Phosphodiesterase 4 is a promising target for developing novel antidepressants. However, prototype phosphodiesterase 4 inhibitors show severe side effects, including nausea and vomiting. N-Isopropyl-3-(cyclopropylmethoxy)-4-difluoromethoxy benzamide (FCPR03) is a novel phosphodiesterase 4 inhibitor with little emetic potential. In the present study, we investigated the inhibitory effect of FCPR03 on chronic unpredictable mild stress-induced, depressive-like behaviors in mice and explored the underlying mechanisms.

The present study suggests that FCPR03 could prevent both depressive-like behaviors and spine loss induced by chronic unpredictable mild stress in the mice hippocampi.

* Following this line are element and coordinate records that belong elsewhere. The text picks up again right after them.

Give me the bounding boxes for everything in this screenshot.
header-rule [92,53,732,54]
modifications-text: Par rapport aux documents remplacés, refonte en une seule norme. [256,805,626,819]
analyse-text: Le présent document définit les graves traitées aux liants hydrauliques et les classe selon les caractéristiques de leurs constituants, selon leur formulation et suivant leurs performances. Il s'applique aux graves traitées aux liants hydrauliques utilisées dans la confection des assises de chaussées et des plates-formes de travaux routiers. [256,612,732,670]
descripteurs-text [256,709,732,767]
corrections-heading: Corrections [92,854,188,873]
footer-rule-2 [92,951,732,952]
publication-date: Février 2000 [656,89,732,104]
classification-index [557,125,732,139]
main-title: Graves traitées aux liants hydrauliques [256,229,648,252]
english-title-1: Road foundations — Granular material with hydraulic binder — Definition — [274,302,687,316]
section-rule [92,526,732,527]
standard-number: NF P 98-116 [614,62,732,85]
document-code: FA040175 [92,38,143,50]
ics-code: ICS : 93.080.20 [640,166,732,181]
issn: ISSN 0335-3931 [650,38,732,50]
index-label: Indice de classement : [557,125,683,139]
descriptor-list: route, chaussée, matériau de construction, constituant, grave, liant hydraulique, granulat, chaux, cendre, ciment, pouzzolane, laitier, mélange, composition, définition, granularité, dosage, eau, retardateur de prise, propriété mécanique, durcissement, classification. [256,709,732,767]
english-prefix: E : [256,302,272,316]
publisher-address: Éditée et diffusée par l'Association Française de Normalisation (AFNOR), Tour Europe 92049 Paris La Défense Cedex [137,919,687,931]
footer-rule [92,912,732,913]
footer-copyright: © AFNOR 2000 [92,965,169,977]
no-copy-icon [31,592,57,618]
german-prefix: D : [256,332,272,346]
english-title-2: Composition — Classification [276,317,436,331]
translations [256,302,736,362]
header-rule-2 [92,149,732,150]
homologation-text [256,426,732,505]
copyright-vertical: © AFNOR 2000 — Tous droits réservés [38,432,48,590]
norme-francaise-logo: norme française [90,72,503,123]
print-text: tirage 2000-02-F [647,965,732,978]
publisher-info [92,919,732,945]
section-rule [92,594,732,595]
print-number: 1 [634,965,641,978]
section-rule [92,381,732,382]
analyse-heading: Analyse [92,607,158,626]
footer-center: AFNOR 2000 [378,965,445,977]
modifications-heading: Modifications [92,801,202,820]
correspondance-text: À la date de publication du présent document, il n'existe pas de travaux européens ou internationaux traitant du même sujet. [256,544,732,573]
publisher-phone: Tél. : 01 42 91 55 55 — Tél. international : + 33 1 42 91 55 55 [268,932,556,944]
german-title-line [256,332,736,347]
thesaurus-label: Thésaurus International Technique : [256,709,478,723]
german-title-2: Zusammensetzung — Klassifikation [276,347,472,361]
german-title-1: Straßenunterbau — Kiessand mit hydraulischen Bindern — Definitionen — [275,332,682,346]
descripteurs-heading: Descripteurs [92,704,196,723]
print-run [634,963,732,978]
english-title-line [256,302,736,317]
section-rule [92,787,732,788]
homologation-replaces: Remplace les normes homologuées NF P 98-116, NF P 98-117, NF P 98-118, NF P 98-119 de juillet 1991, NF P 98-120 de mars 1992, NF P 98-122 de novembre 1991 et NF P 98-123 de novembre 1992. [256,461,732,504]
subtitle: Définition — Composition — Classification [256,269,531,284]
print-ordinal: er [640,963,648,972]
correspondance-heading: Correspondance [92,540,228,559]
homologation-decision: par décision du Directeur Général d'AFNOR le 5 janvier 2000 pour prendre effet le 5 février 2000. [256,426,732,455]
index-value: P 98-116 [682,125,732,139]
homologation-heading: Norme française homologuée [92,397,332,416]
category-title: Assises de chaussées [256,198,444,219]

The depression model of mice was established by chronic unpredictable mild stress. Forced swim test, tail suspension test, and sucrose preference test were used to assess depressive-like behaviors. Golgi-staining was utilized to analyze dendritic morphology and spine density. The level of cAMP was measured by enzyme-linked immnosorbent assay assay. Western blot was used to evaluate protein levels of phosphorylated cAMP-response element binding protein, protein kinase B, glycogen synthase kinase-3β, and brain derived neurotrophic factor in both hippocampus and prefrontal cortex. Postsynaptic density protein 95 and synapsin 1 were also detected by western blot in the hippocampi.

Treatment with FCPR03 (0.5-1.0 mg/kg, i.p.) increased consumption of sucrose in the sucrose preference test in mice exposed to chronic unpredictable mild stress. FCPR03 shortened the immobility time in forced swim test and tail suspension test without affecting locomotor activity. Furthermore, chronic unpredictable mild stress decreased the dendritic spine density and dendritic length in the hippocampus. This change was accompanied by decreased expression of postsynaptic density protein 95 and synapsin 1. Interestingly, FCPR03 prevented dendritic spine loss and increased synaptic protein levels. Moreover, the levels of cAMP, phosphorylated cAMP-response element binding protein, and brain derived neurotrophic factor were elevated in chronic unpredictable mild stress-challenged mice after treatment with FCPR03. In addition, FCPR03 also enhanced the phosphorylation of both protein kinase B and glycogen synthase kinase-3β in mice exposed to chronic unpredictable mild stress.